Chico girl travels to land of ‘evil Commie dictator’
Just back from a trip to Cuba, where the U.S. economic blockade continues to stifle but not quite suppress the socialist economy, 15-year-old Chicoan Jahlelah Francia said she wished every American could experience the island.
“It was amazing. It’s very different and a lot poorer,” she said. “The people are just incredible. I lived in Florida before I moved here but I didn’t really know anything about Cuba except that Fidel Castro was an evil Commie dictator.”
Upon visiting the island, Francia said her preconceptions went out the window.
“I didn’t ever sleep in Cuba. I would go out at night and talk to people,” she said. “Only one person I talked to said anything bad about Fidel Castro, and he was drunk.”
Francia’s trip was part of the 16th annual Caravan to Cuba, an effort organized by Pastors for Peace, which donated some 140 tons of medicine, medical supplies and other humanitarian items to the people of Cuba. About 150 participants took part, traveling in school buses from their own communities, gathering aid from church and peace groups on the way to Hidalgo, Texas. From there, they crossed the border into Mexico and, from Tampico, boarded planes to Cuba. This year, the group’s Web site claims, 43 boxes of computers and computer supplies were seized as contraband by U.S. customs officials at the Mexican border.
For 45 years, the U.S. government has sustained an economic boycott against Cuba, which the State Department refers to as a “Totalitarian Communist state.”
Although Europeans and others continue to vacation there, strict visa requirements keep most Americans away. Francia said one goal of the Caravan is to break the embargo.
“The goal is to end the embargo because it’s illegal and immoral,” Francia said.
While Francia and others who have visited Cuba tell of a poor but culturally vibrant nation struggling to survive, the U.S. government paints a picture of jailed dissidents and repressed citizens. A 2003 White House report called Cuba’s government “one of the world’s most repressive regimes,” one that “also cynically exploits U.S. humanitarian and immigration policies.”

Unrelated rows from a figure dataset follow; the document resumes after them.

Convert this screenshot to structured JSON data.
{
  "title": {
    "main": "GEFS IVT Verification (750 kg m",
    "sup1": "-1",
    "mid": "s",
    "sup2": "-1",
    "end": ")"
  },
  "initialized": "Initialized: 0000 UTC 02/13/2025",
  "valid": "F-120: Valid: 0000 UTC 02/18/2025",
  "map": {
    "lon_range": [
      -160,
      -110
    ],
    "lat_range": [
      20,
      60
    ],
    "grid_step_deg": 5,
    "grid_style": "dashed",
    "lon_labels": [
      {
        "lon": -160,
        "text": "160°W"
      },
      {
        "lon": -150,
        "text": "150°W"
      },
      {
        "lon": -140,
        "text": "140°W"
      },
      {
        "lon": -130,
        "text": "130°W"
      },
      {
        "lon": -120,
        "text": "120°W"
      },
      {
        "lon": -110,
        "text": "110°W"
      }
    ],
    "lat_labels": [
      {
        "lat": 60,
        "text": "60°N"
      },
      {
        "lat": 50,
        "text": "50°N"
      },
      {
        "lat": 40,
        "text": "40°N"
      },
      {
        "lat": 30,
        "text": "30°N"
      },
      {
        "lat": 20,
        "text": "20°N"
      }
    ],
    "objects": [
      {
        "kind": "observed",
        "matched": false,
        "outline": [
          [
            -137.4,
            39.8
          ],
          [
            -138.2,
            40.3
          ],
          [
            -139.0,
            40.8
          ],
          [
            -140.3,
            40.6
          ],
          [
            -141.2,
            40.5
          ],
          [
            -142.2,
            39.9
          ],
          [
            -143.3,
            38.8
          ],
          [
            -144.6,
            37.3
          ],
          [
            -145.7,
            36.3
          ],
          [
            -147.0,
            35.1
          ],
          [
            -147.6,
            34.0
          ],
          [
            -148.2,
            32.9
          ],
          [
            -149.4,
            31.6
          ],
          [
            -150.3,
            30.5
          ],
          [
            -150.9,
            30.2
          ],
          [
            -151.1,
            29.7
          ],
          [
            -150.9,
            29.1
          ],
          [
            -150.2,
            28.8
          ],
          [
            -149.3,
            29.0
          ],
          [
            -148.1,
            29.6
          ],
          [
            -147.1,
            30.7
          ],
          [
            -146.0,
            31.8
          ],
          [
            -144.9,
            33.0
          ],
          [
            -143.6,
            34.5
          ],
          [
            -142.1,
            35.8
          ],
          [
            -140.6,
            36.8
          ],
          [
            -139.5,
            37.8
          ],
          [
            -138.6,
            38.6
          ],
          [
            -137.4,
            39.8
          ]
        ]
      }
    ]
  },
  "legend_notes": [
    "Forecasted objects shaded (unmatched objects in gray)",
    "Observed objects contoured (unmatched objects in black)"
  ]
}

Francia admitted she may have been exposed to some state propaganda while on her trip. But she also said the U.S. government is drastically and hypocritically overstating the situation.
“As far as jailing journalists, to some extent we do that here. We have a very controlled media here. I personally didn’t experience that [there]. [The Cuban people] hate the U.S. government, rightly so.”
Cuba had been somewhat insulated from the U.S. trade embargo up until the collapse of the Soviet Union. At that time Cuba was heavily dependent on the U.S.S.R. for food, medicine and energy. Once those subsidies began to dry up in the mid-1980s, Cuba was faced with major shortages. To some extent, those shortages still exist, with electricity in many areas only available for a few hours a day. But Cubans have learned to grow much of their food organically in small, cooperative plots. This approach has led to the creation of hundreds of community gardens, blooming up in nearly every undeveloped lot and field in Havana.
Francia’s mother, Eartha Shanti, who sells sprouts at the farmers’ market, said she is proud of her daughter and shares her opinion of the U.S. blockade.
“I totally trust her,” she said. “It’s the young people who are going to bring us peace and prosperity in the world. I feel like this has really broadened her perspective.”